The draft schedule for the Rio IGF meeting, and an explanation of it, have just been released. One of the most widespread complaints about the Athens meeting was that there was too much overlap between plenary sessions and other events. This has been addressed in the Rio schedule… by increasing the number of overlapping sessions, from four to as many as seven.

The main plenary sessions have been split into two rooms and two segments of two hours each: one of the character of the Athens sessions but with a maximum panel size of six, and the other a “speed dialogue” featuring a succession of three round-table discussions to be held in groups of ten to twenty.

Also held in one of the main meeting rooms will be a “reporting back” session which summarises some of the parallel sessions that delegates might have missed, though ironically this itself is held in parallel with one of the main plenary sessions.

The three concurrent workshop streams remain, but are now divided into thematic workshops on one of the four main themes, and open workshops which may be on any other Internet governance topic (including such vital excluded topics as the role of the IGF, future Internet governance arrangements, and ICANN).

Another new stream is the Open Forum/Best Practices Forum. The Open Forum sessions are designed to allow other Internet governance institutions such as the ITU and (perhaps) ICANN to “present and discuss their activities”. This is presumably designed as a sop to those fogeys who still believe the IGF has a responsibility to fulfil its mandate in paragraph 72 of the Tunis Agenda, such as:

(b) Facilitate discourse between bodies dealing with different cross-cutting international public policies regarding the Internet and discuss issues that do not fall within the scope of any existing body;
(c) Interface with appropriate inter-governmental organizations and other institutions on matters under their purview;
(i) Promote and assess, on an ongoing basis, the embodiment of WSIS principles in Internet governance processes;

The Open Forum alternates with the Best Practices Forum, which presents moderated sessions designed to allow stakeholders to present their own experiences of best practices in Internet governance at a regional and local level.

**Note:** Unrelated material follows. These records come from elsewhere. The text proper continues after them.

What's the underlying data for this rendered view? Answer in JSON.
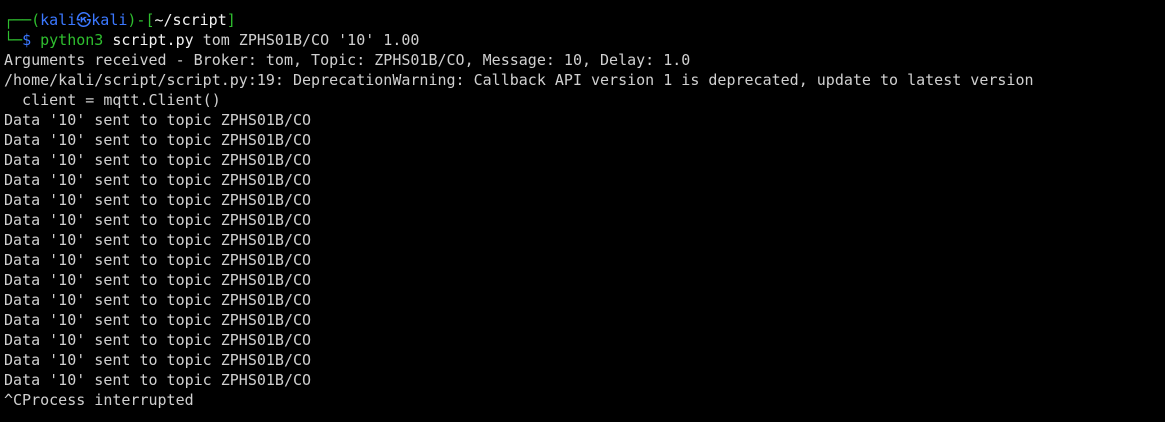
{
  "prompt": {
    "box_top": "┌──(",
    "user": "kali",
    "at_icon": "㉿",
    "host": "kali",
    "close_host": ")-[",
    "path": "~/script",
    "close_path": "]",
    "box_bottom": "└─",
    "symbol": "$ "
  },
  "command": {
    "program": "python3",
    "script": "script.py",
    "args": "tom ZPHS01B/CO '10' 1.00"
  },
  "output": {
    "args_line": "Arguments received - Broker: tom, Topic: ZPHS01B/CO, Message: 10, Delay: 1.0",
    "warning_line": "/home/kali/script/script.py:19: DeprecationWarning: Callback API version 1 is deprecated, update to latest version",
    "client_line": "  client = mqtt.Client()",
    "data_lines": [
      "Data '10' sent to topic ZPHS01B/CO",
      "Data '10' sent to topic ZPHS01B/CO",
      "Data '10' sent to topic ZPHS01B/CO",
      "Data '10' sent to topic ZPHS01B/CO",
      "Data '10' sent to topic ZPHS01B/CO",
      "Data '10' sent to topic ZPHS01B/CO",
      "Data '10' sent to topic ZPHS01B/CO",
      "Data '10' sent to topic ZPHS01B/CO",
      "Data '10' sent to topic ZPHS01B/CO",
      "Data '10' sent to topic ZPHS01B/CO",
      "Data '10' sent to topic ZPHS01B/CO",
      "Data '10' sent to topic ZPHS01B/CO",
      "Data '10' sent to topic ZPHS01B/CO",
      "Data '10' sent to topic ZPHS01B/CO"
    ],
    "interrupt_line": "^CProcess interrupted"
  },
  "colors": {
    "background": "#000000",
    "prompt_green": "#2fbf2f",
    "prompt_blue": "#3b78ff",
    "text": "#d0d0d0"
  }
}
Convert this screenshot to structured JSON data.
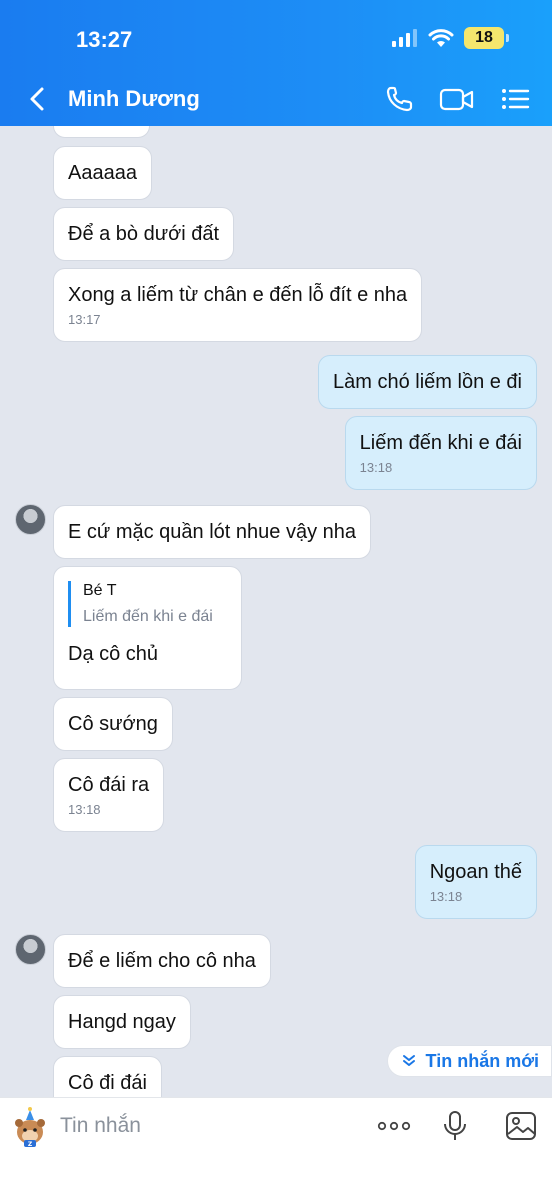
{
  "status_bar": {
    "time": "13:27",
    "battery": "18"
  },
  "header": {
    "contact_name": "Minh Dương"
  },
  "messages": [
    {
      "sender": "them",
      "text": ""
    },
    {
      "sender": "them",
      "text": "Aaaaaa"
    },
    {
      "sender": "them",
      "text": "Để a bò dưới đất"
    },
    {
      "sender": "them",
      "text": "Xong a liếm từ chân e đến lỗ đít e nha",
      "time": "13:17"
    },
    {
      "sender": "me",
      "text": "Làm chó liếm lồn e đi"
    },
    {
      "sender": "me",
      "text": "Liếm đến khi e đái",
      "time": "13:18"
    },
    {
      "sender": "them",
      "text": "E cứ mặc quần lót nhue vậy nha"
    },
    {
      "sender": "them",
      "quote_name": "Bé T",
      "quote_text": "Liếm đến khi e đái",
      "text": "Dạ cô chủ"
    },
    {
      "sender": "them",
      "text": "Cô sướng"
    },
    {
      "sender": "them",
      "text": "Cô đái ra",
      "time": "13:18"
    },
    {
      "sender": "me",
      "text": "Ngoan thế",
      "time": "13:18"
    },
    {
      "sender": "them",
      "text": "Để e liếm cho cô nha"
    },
    {
      "sender": "them",
      "text": "Hangd ngay"
    },
    {
      "sender": "them",
      "text": "Cô đi đái"
    }
  ],
  "new_messages_label": "Tin nhắn mới",
  "input": {
    "placeholder": "Tin nhắn"
  },
  "icons": {
    "back": "chevron-left-icon",
    "call": "phone-icon",
    "video": "video-camera-icon",
    "menu": "list-menu-icon",
    "sticker": "sticker-icon",
    "more": "more-dots-icon",
    "mic": "microphone-icon",
    "image": "image-icon",
    "new_messages": "double-chevron-down-icon"
  },
  "colors": {
    "header": "#1d8ef6",
    "my_bubble": "#d6eefc",
    "their_bubble": "#ffffff",
    "chat_bg": "#e2e6ee",
    "accent": "#1a77e6"
  }
}
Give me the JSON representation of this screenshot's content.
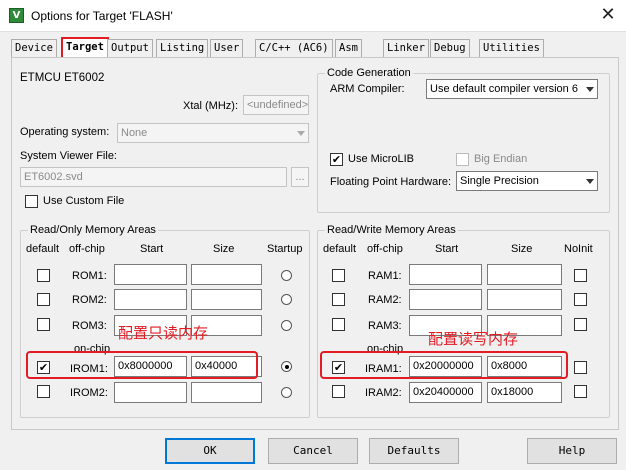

Finally, some room has been reserved for meetings of Dynamic Coalitions, and “other meetings”, though exactly how and when they are to be given an opportunity to present their proposals or recommendations to the IGF at large, and what the IGF is to be expected to do with them, remains unspecified.

Sadly, if predictably, no attention has been given to the views strongly expressed by many during the February consultation that the plenary sessions ought to be expanded to include a meta-governance theme, to deal with institutional and procedural issues such as:

  • Is the IGF fulfilling its mandate? If not, what can be done to address this?
  • What should be the relationship between the IGF and its Dynamic Coalitions, and how should it respond to their output?
  • How and by whom will policy oversight of Internet governance processes be exercised in the future?
  • Is ICANN sufficiently democratic and accountable?

Thankfully, it is not too late to register your strong concern at the omission of these issues from the schedule, which is currently still only a draft. Comments received prior to 17 May will be incorporated into a synthesis paper and distributed to those attending the 23 May consultation meeting at which the draft schedule is to be discussed.